Hospitals and nursing homes have had an automatic adjustment for inflation. I’ve been told, however, that under existing rules New York City’s share of state school aid would be even lower were it not for provisions that have to be re-adopted each year.
Social Security is adjusted for inflation automatically. New York City and State pensions now have an automatic partial adjustment for inflation; private pensions do not. The pay of top executives is automatically adjusted upward based on what other executives are paid; that pay is determined by (guess who) other top executives sitting on boards.
The minimum wage, on the other hand, is not automatically adjusted. It is periodically increased after years of falling behind to inflation, and each time it is presented to the wage earner as a great gift. Most wages, in fact, do not automatically rise with prices, and for the bottom three-quarters of the workforce they have been lagging. This helps to keep prices down for the retired and top executives. Public assistance payments haven’t gone up for years.

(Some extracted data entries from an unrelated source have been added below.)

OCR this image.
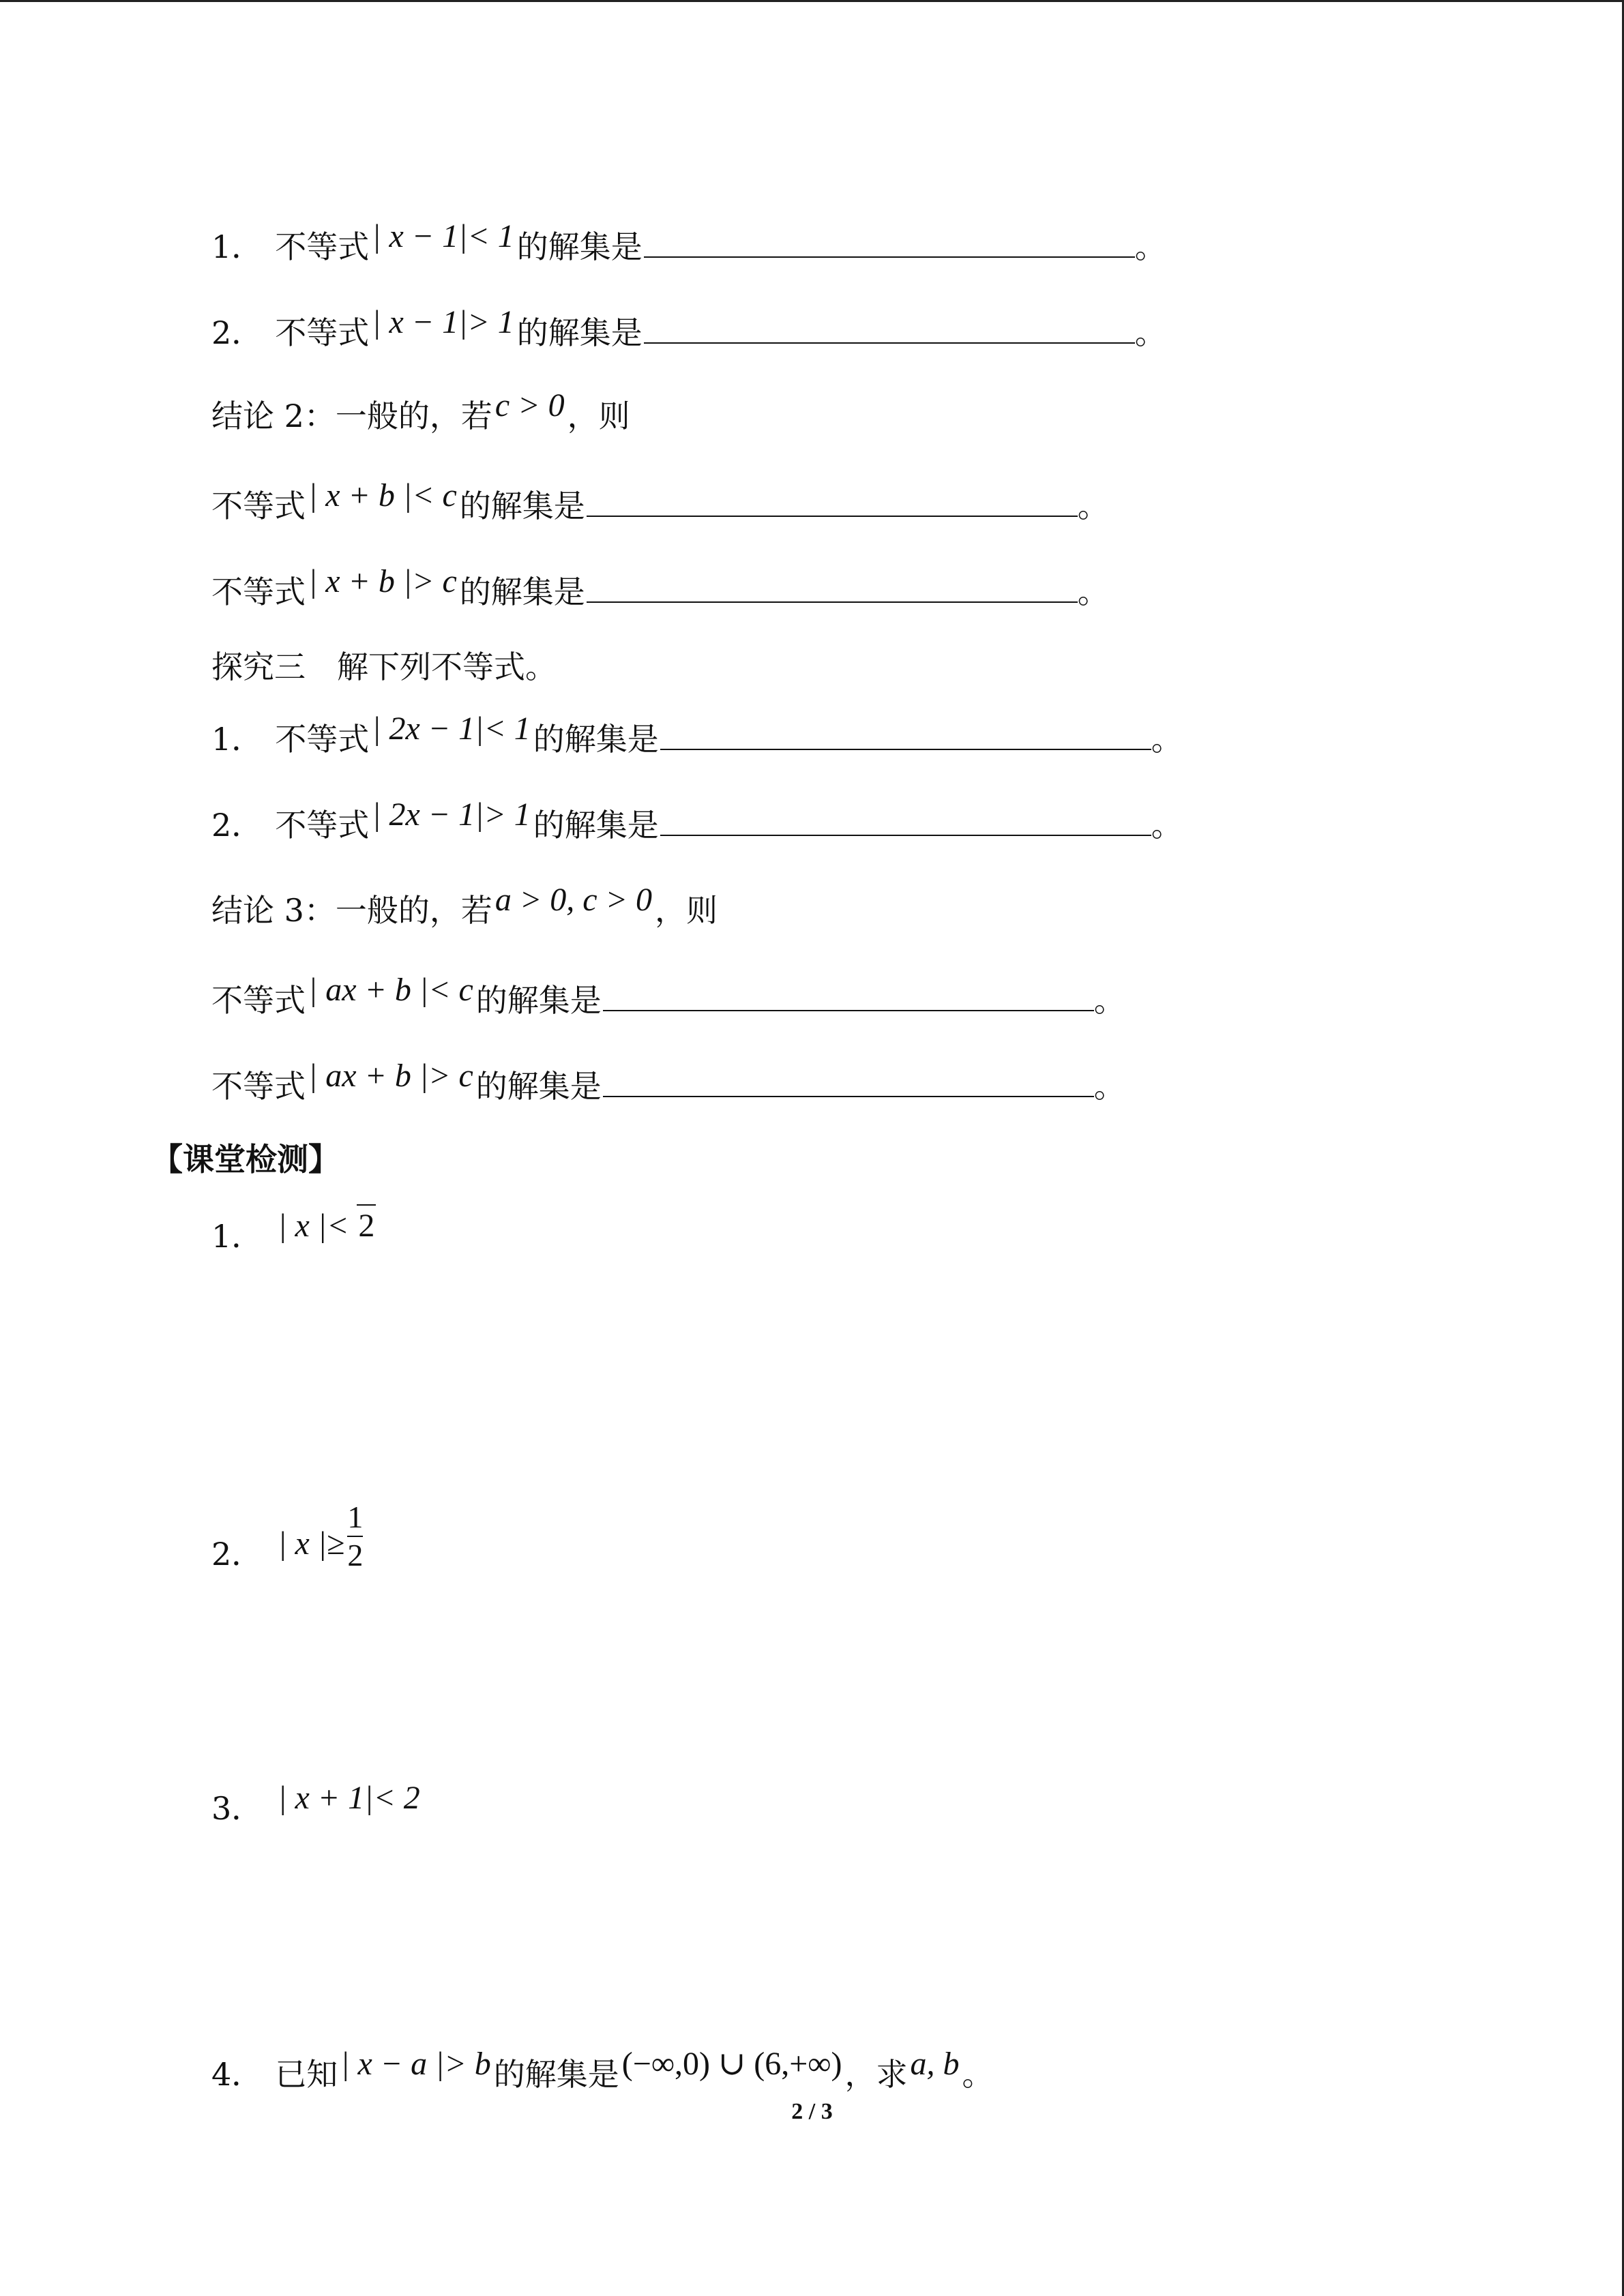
1． 不等式| x − 1|< 1的解集是	。
2． 不等式| x − 1|> 1的解集是	。
结论 2：一般的，若c > 0，则
不等式| x + b |< c的解集是	。
不等式| x + b |> c的解集是	。
探究三　解下列不等式。
1． 不等式| 2x − 1|< 1的解集是	。
2． 不等式| 2x − 1|> 1的解集是	。
结论 3：一般的，若a > 0, c > 0，则
不等式| ax + b |< c的解集是	。
不等式| ax + b |> c的解集是	。
【课堂检测】
1． | x |< 2
2． | x |≥ $\frac{1}{2}$
3． | x + 1|< 2
4． 已知| x − a |> b的解集是(−∞,0) ∪ (6,+∞)，求a, b。
2 / 3
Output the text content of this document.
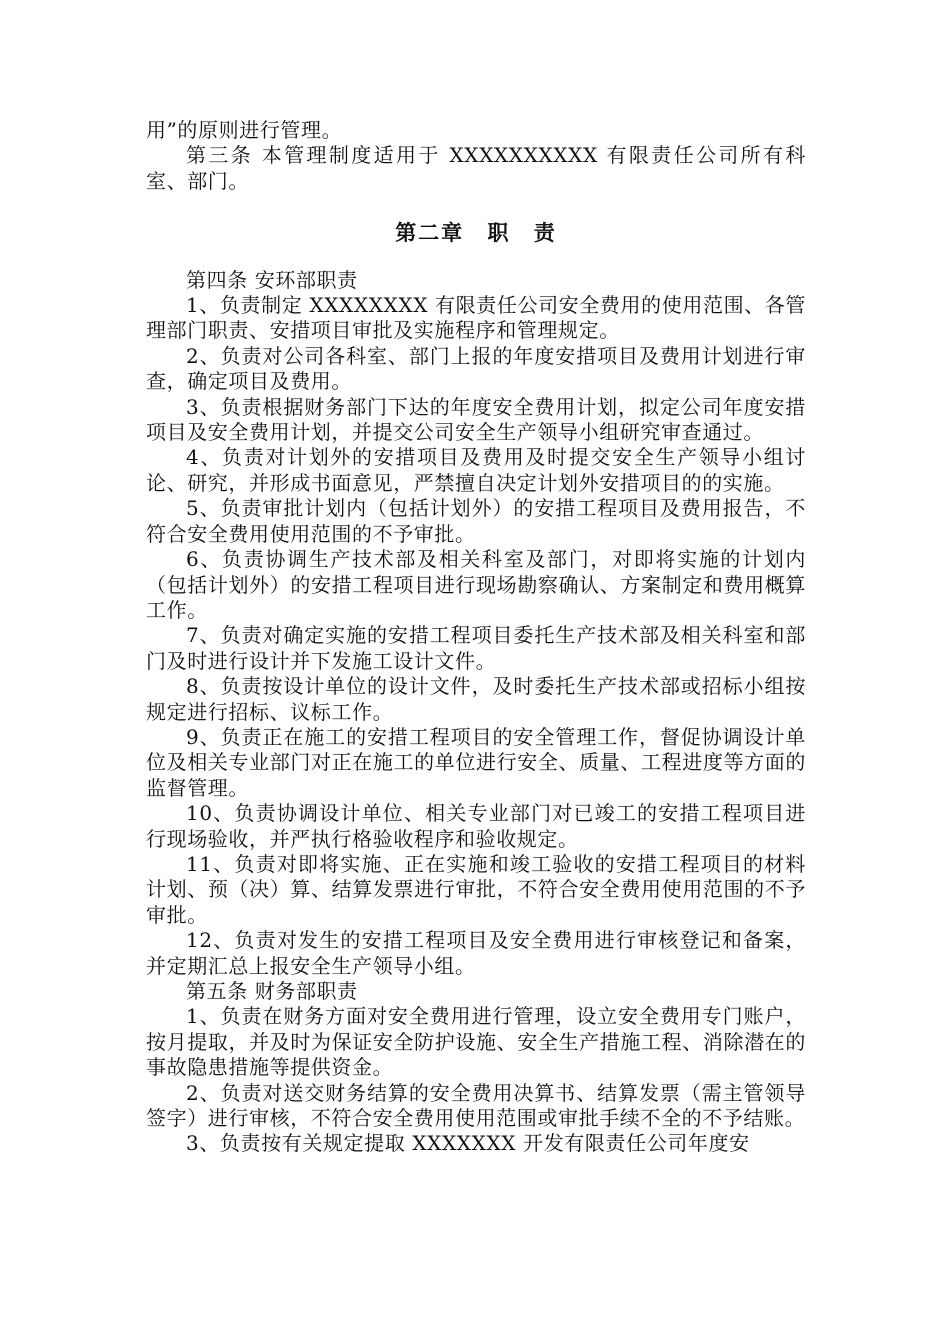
用”的原则进行管理。

第三条 本管理制度适用于 XXXXXXXXXX 有限责任公司所有科室、部门。

第二章 职 责

第四条 安环部职责

1、负责制定 XXXXXXXX 有限责任公司安全费用的使用范围、各管理部门职责、安措项目审批及实施程序和管理规定。

2、负责对公司各科室、部门上报的年度安措项目及费用计划进行审查，确定项目及费用。

3、负责根据财务部门下达的年度安全费用计划，拟定公司年度安措项目及安全费用计划，并提交公司安全生产领导小组研究审查通过。

4、负责对计划外的安措项目及费用及时提交安全生产领导小组讨论、研究，并形成书面意见，严禁擅自决定计划外安措项目的的实施。

5、负责审批计划内（包括计划外）的安措工程项目及费用报告，不符合安全费用使用范围的不予审批。

6、负责协调生产技术部及相关科室及部门，对即将实施的计划内（包括计划外）的安措工程项目进行现场勘察确认、方案制定和费用概算工作。

7、负责对确定实施的安措工程项目委托生产技术部及相关科室和部门及时进行设计并下发施工设计文件。

8、负责按设计单位的设计文件，及时委托生产技术部或招标小组按规定进行招标、议标工作。

9、负责正在施工的安措工程项目的安全管理工作，督促协调设计单位及相关专业部门对正在施工的单位进行安全、质量、工程进度等方面的监督管理。

10、负责协调设计单位、相关专业部门对已竣工的安措工程项目进行现场验收，并严执行格验收程序和验收规定。

11、负责对即将实施、正在实施和竣工验收的安措工程项目的材料计划、预（决）算、结算发票进行审批，不符合安全费用使用范围的不予审批。

12、负责对发生的安措工程项目及安全费用进行审核登记和备案，并定期汇总上报安全生产领导小组。

第五条 财务部职责

1、负责在财务方面对安全费用进行管理，设立安全费用专门账户，按月提取，并及时为保证安全防护设施、安全生产措施工程、消除潜在的事故隐患措施等提供资金。

2、负责对送交财务结算的安全费用决算书、结算发票（需主管领导签字）进行审核，不符合安全费用使用范围或审批手续不全的不予结账。

3、负责按有关规定提取 XXXXXXX 开发有限责任公司年度安
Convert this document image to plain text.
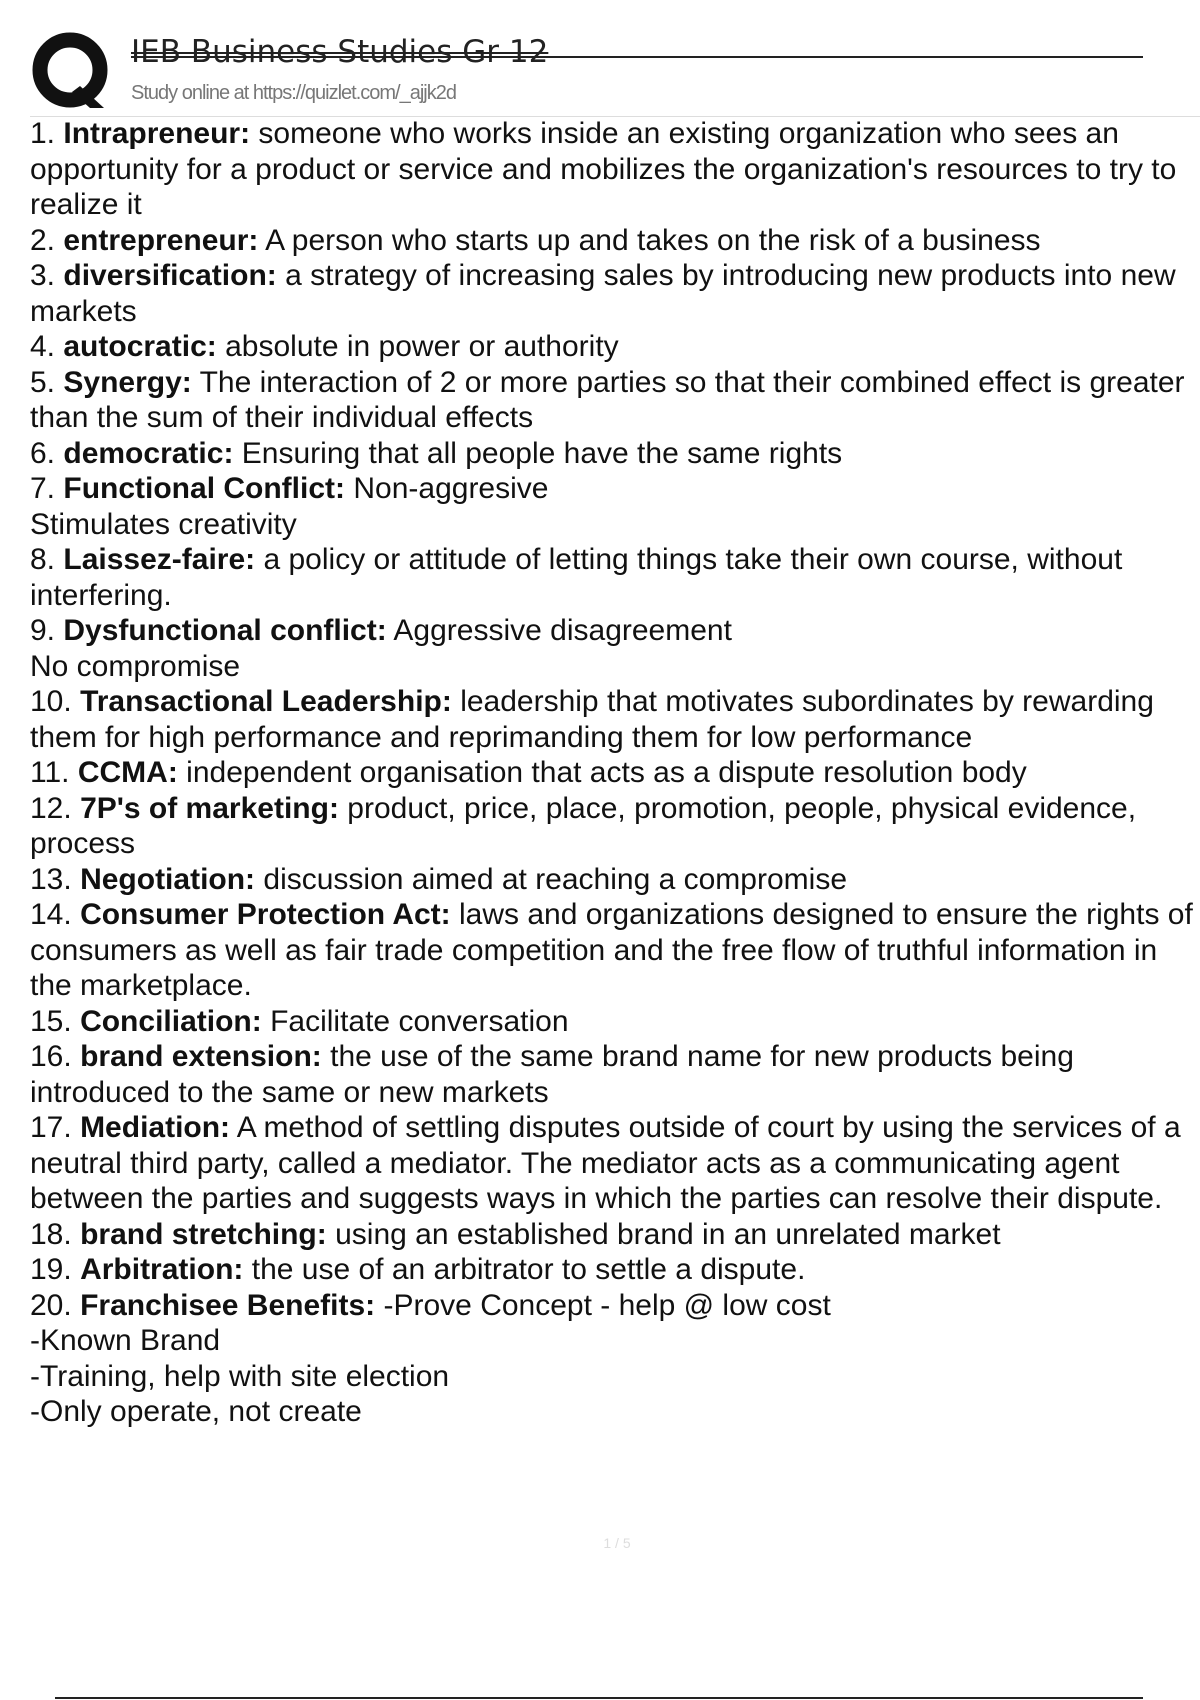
IEB Business Studies Gr 12
Study online at https://quizlet.com/_ajjk2d
1. Intrapreneur: someone who works inside an existing organization who sees an opportunity for a product or service and mobilizes the organization's resources to try to realize it
2. entrepreneur: A person who starts up and takes on the risk of a business
3. diversification: a strategy of increasing sales by introducing new products into new markets
4. autocratic: absolute in power or authority
5. Synergy: The interaction of 2 or more parties so that their combined effect is greater than the sum of their individual effects
6. democratic: Ensuring that all people have the same rights
7. Functional Conflict: Non-aggresive
Stimulates creativity
8. Laissez-faire: a policy or attitude of letting things take their own course, without interfering.
9. Dysfunctional conflict: Aggressive disagreement
No compromise
10. Transactional Leadership: leadership that motivates subordinates by rewarding them for high performance and reprimanding them for low performance
11. CCMA: independent organisation that acts as a dispute resolution body
12. 7P's of marketing: product, price, place, promotion, people, physical evidence, process
13. Negotiation: discussion aimed at reaching a compromise
14. Consumer Protection Act: laws and organizations designed to ensure the rights of consumers as well as fair trade competition and the free flow of truthful information in the marketplace.
15. Conciliation: Facilitate conversation
16. brand extension: the use of the same brand name for new products being introduced to the same or new markets
17. Mediation: A method of settling disputes outside of court by using the services of a neutral third party, called a mediator. The mediator acts as a communicating agent between the parties and suggests ways in which the parties can resolve their dispute.
18. brand stretching: using an established brand in an unrelated market
19. Arbitration: the use of an arbitrator to settle a dispute.
20. Franchisee Benefits: -Prove Concept - help @ low cost
-Known Brand
-Training, help with site election
-Only operate, not create
1 / 5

They may have to wait for years, but existing public employees are pretty much guaranteed that an arbitrator will eventually award an inflation adjustment. On the other hand, wages and benefits for new hires tend to go down as fast as wages and benefits for others go up, or so it seems.
Property taxes automatically rise with the value of property unless tax rates are cut, except for New York City homeowners whose assessments are held back. Income taxes rise automatically with people’s incomes. Sales and use taxes rise automatically with the cost of goods sold.
On the other hand, gasoline taxes remain at the same cents per gallon no matter what gasoline costs, and transit fares do not increase automatically no matter what transit service costs. No wonder, then, that the MTA and the state’s transportation trust fund are about to go broke.
The standard deduction rises automatically with inflation while the income subject to the Alternative Minimum Tax does not. Eventually they will meet in the middle, and all deductions, exemptions and credits will disappear.
The automatic inflation adjustments for Medicaid has exempted the hospital and nursing home industries from belt tightening in difficult times in the past, shifting the burden to less powerful interests. The next time the state has a shortage of money, all priorities ought to be considered equally. And in addition to increasing the minimum wage one time, the Democrats should promise to have it adjusted upward for inflation. If it’s good enough for the retired, it’s good enough for those they hire to provide them with services, and who are taxed to pay for that retirement.